In summary, we identified 1029 QTLs associated with maize kernel colour by GWAS. Key candidate genes were predicted through functional gene annotation and previous reports, laying the foundation for subsequent gene function verification and providing a reference for analysing the genetic basis of kernel colour and improving the nutritional quality of maize.

Methods

Plant materials and field experiments

An association panel was constructed by 244 inbred lines from the laboratory of professor Jinsheng Lai of China Agricultural University containing 3 million SNP markers [59]. These inbred lines were planted in Wengyuan County, Shaoguan City, Guangdong Province (24.35°N, 114.13°E) in 2020 and Haizhu District, Guangzhou City, Guangdong Province (23.10°N, 113.26°E) in 2021. Single row plantings, the row spacing was 65 cm, and intra-row spacing of 25 cm, with the conventional field management and artificial self-pollination. Harvest and dry at post maturity, and then select the consistent maize ears for the further experiments.

Kernel colour determination

Thirty mature and dry maize kernels with a consistent appearance were selected, and original kernels’ images were captured using EPSON EU-88 scanning devices and EPSON Scan software. The colour values of the top of the endosperm near the style vestige were extracted and calculated based on the image in the RGB colour model, which could get the R, G, B and Gary Value, and RGB = 2562*R + 256*G + B (Fig. 5). In addition, the kernel colour of the inbred lines was graded by visual scoring [22], with the scoring divided into 7 grades, which were used as the visual grade phenotype data for kernel colour (Fig. 6).

Fig. 5
figure 5

Location diagram of extracting colour values near the maize kernel style. The red circle is where the colour is extracted

Fig. 6
figure 6

Standardized colour scale representative kernels from the association mapping families. The ordinal colour scale ranges from A (lightest) to F (darkest), 6 levels

The kernel colour data were organized and averaged. The descriptive statistics analysis and data visualization were conducted using IBM SPSS Statistics 25 and R (4.2.2). The Pearson correlation matrix was drawn using the corrplot function and pheatmap package in R statistical analysis program. The Broad-sense heritability (h2) was calculated for kernel colour traits according Nyquist as: h2 = δ2G / (δ2G + δ2E / r) where δ2G and δ2E is genetic variance and residual variance, respectively [60].

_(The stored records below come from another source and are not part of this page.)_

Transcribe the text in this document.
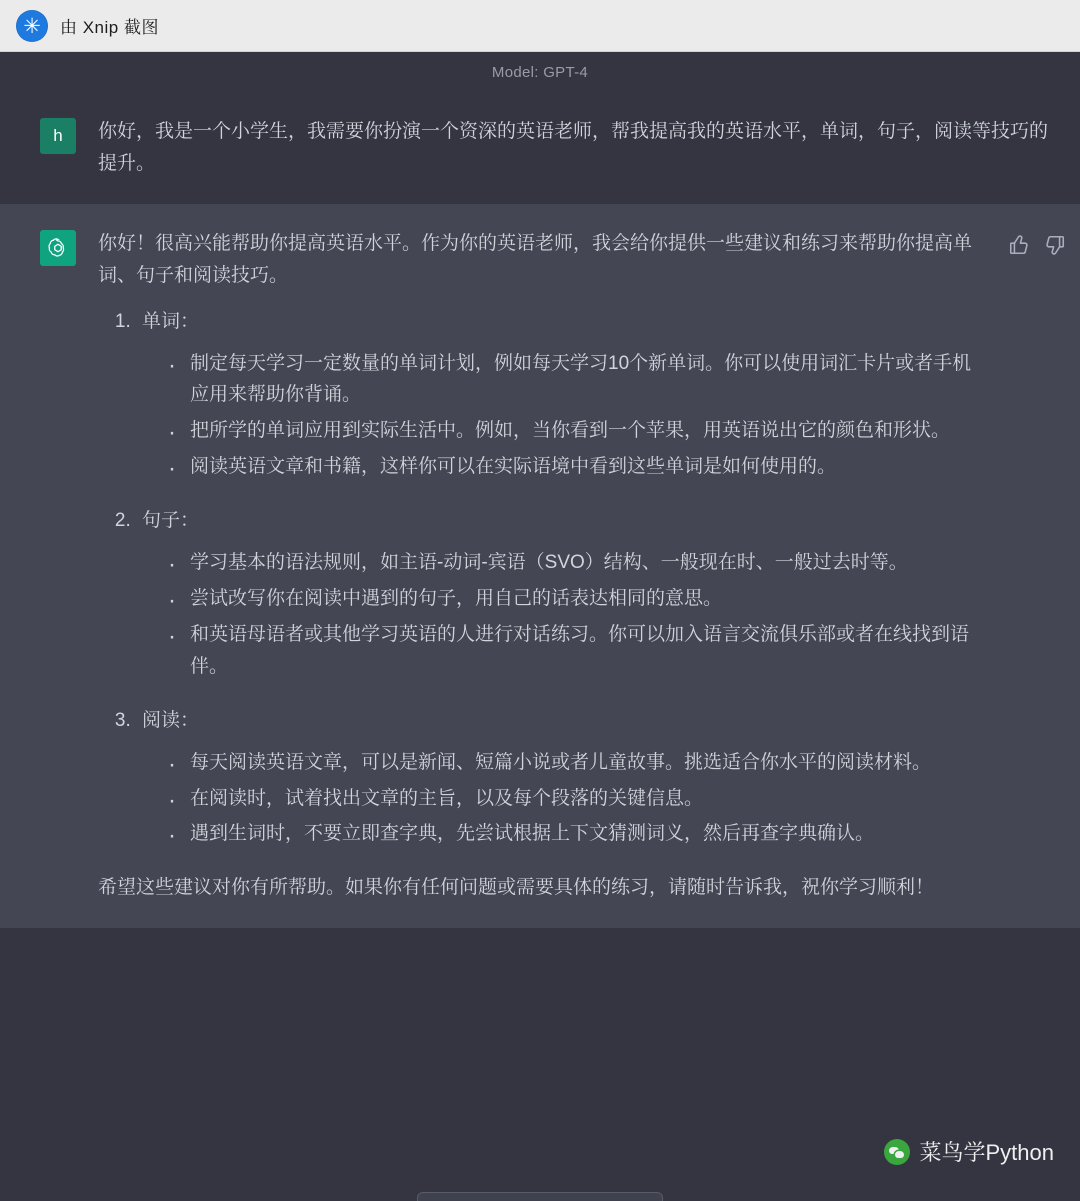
✳	由 Xnip 截图
Model: GPT-4
h 你好，我是一个小学生，我需要你扮演一个资深的英语老师，帮我提高我的英语水平，单词，句子，阅读等技巧的提升。

你好！很高兴能帮助你提高英语水平。作为你的英语老师，我会给你提供一些建议和练习来帮助你提高单词、句子和阅读技巧。

1. 单词：
· 制定每天学习一定数量的单词计划，例如每天学习10个新单词。你可以使用词汇卡片或者手机应用来帮助你背诵。
· 把所学的单词应用到实际生活中。例如，当你看到一个苹果，用英语说出它的颜色和形状。
· 阅读英语文章和书籍，这样你可以在实际语境中看到这些单词是如何使用的。
2. 句子：
· 学习基本的语法规则，如主语-动词-宾语（SVO）结构、一般现在时、一般过去时等。
· 尝试改写你在阅读中遇到的句子，用自己的话表达相同的意思。
· 和英语母语者或其他学习英语的人进行对话练习。你可以加入语言交流俱乐部或者在线找到语伴。
3. 阅读：
· 每天阅读英语文章，可以是新闻、短篇小说或者儿童故事。挑选适合你水平的阅读材料。
· 在阅读时，试着找出文章的主旨，以及每个段落的关键信息。
· 遇到生词时，不要立即查字典，先尝试根据上下文猜测词义，然后再查字典确认。

希望这些建议对你有所帮助。如果你有任何问题或需要具体的练习，请随时告诉我，祝你学习顺利！

菜鸟学Python
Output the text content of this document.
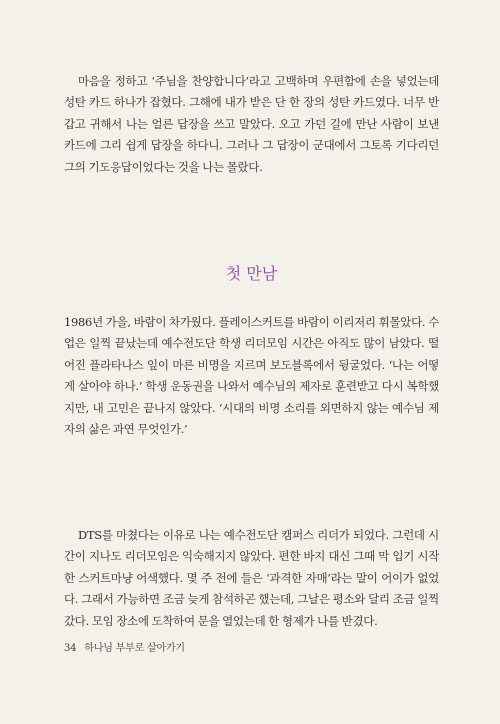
마음을 정하고 ‘주님을 찬양합니다’라고 고백하며 우편함에 손을 넣었는데 성탄 카드 하나가 잡혔다. 그해에 내가 받은 단 한 장의 성탄 카드였다. 너무 반갑고 귀해서 나는 얼른 답장을 쓰고 말았다. 오고 가던 길에 만난 사람이 보낸 카드에 그리 쉽게 답장을 하다니. 그러나 그 답장이 군대에서 그토록 기다리던 그의 기도응답이었다는 것을 나는 몰랐다.

첫 만남

1986년 가을, 바람이 차가웠다. 플레이스커트를 바람이 이리저리 휘몰았다. 수업은 일찍 끝났는데 예수전도단 학생 리더모임 시간은 아직도 많이 남았다. 떨어진 플라타나스 잎이 마른 비명을 지르며 보도블록에서 뒹굴었다. ‘나는 어떻게 살아야 하나.’ 학생 운동권을 나와서 예수님의 제자로 훈련받고 다시 복학했지만, 내 고민은 끝나지 않았다. ‘시대의 비명 소리를 외면하지 않는 예수님 제자의 삶은 과연 무엇인가.’

DTS를 마쳤다는 이유로 나는 예수전도단 캠퍼스 리더가 되었다. 그런데 시간이 지나도 리더모임은 익숙해지지 않았다. 편한 바지 대신 그때 막 입기 시작한 스커트마냥 어색했다. 몇 주 전에 들은 ‘과격한 자매’라는 말이 어이가 없었다. 그래서 가능하면 조금 늦게 참석하곤 했는데, 그날은 평소와 달리 조금 일찍 갔다. 모임 장소에 도착하여 문을 열었는데 한 형제가 나를 반겼다.

34 하나님 부부로 살아가기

Genome-wide association study

Association analysis for the 6 indexes of colour was conducted via emmax software with a mixed linear model (MLM), taking both the K and Q matrices into account to avoid spurious associations. PLINK was used to calculate the R2 of adjacent windows with the parameters of R2 > 0.2. A total of 198,910 independent SNPs were ultimately obtained. Then P value ≤ 1/198910 (P ≤ 1 × 10–6) was used as the GWAS significance threshold. Q-Q plot was used to estimate the difference between the observed and predicted P values.

To combine significant SNPs into QTL intervals, we combine SNPs within the range of 50 kb as a QTL. If there is only one SNP in the range, we use that as a new starting point and searched forward another 50 kb, the search ends until the distance between two SNPS is larger than 50 kb, SNPs in this range are combined into a QTL, and then the search is repeated with SNPs with distances larger than 50 kb apart as the starting point [61, 62].

Identification and annotation of candidate genes

According to the linkage disequilibrium analysis of the natural populations, 100 kb was taken as the LD decay distance [63]. All potential candidate genes within 200 kb (100 kb upstream and 100 kb downstream of the lead SNP) of the detected loci were identified. The candidate genes were obtained from the B73 genome reference (version 4) in the MaizeGDB genome browser (https://www.maizegdb.org/). Complementary information was collected from the U.S. National Center for Biotechnology Information (http://www.ncbi.nlm.nih.gov/) and MaizeGDB.

Analysis of superior allelic variations

On the basis of the results of the GWAS, the most significant SNPs were selected, and the allelic variation effects of these major SNPs were analysed by the R package ofggplot2, ggsignif and ggpubr.